IMPORTANT NOTE FOR BOTH: set the seed (set.seed function) for the random number generation at the beginning of the script, so that the data set is reproducible.

Step 2

Work together in the ch1_analysis.R script. You can divide the steps between each other, but each of you should be able to explain what is happening in the script.

  1. Source the two scripts that you wrote using the source command (use the project directory as working directory, so that we don't have to change the path each time we run the script on a different machine). After this, you should see two data frames in the R environment.
  2. Merge the two data frames by id using the merge function.
  3. Change the type of the categorical variables to factor using the factor commands.
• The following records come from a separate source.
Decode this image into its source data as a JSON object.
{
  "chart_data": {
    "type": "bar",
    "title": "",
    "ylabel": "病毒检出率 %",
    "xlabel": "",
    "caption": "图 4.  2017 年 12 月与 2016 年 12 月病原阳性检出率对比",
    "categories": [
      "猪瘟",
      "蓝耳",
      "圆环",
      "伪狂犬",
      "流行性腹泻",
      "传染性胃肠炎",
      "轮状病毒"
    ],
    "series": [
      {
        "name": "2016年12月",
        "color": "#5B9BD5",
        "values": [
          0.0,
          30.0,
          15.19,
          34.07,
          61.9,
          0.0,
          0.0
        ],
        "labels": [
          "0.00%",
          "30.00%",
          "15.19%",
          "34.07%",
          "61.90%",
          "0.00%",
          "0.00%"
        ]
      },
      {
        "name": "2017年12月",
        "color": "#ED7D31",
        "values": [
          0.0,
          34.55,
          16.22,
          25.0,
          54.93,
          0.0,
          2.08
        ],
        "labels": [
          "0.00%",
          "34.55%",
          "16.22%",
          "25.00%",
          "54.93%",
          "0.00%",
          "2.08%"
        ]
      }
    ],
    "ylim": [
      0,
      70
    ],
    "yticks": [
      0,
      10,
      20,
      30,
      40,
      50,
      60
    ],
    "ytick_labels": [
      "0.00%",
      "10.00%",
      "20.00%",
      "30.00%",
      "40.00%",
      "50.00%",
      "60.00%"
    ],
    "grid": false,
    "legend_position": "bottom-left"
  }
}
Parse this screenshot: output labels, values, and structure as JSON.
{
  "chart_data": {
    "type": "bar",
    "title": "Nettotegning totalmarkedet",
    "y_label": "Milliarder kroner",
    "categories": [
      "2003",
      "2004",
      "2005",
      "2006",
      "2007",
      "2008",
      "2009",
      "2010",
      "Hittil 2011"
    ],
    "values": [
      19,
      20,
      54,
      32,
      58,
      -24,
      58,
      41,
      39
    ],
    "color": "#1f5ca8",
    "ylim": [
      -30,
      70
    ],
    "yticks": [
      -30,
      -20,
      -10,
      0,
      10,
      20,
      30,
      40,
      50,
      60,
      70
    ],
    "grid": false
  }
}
Use the labels from the description of Step 1.
  4. Calculate descriptive statistics overall (e.g. summary function) and by sex (summary within a tapply) using the summary/tapply and table/prop.table functions for continuous and categorical variables, respectively.
    • Median (Q1-Q3) for continuous variables
    • Frequency (%) for categorical variables

Remember to document your code and write a brief description when you commit a version. Ask each other or me for help if you are stuck, and remember to use R help, Google, StackExchange.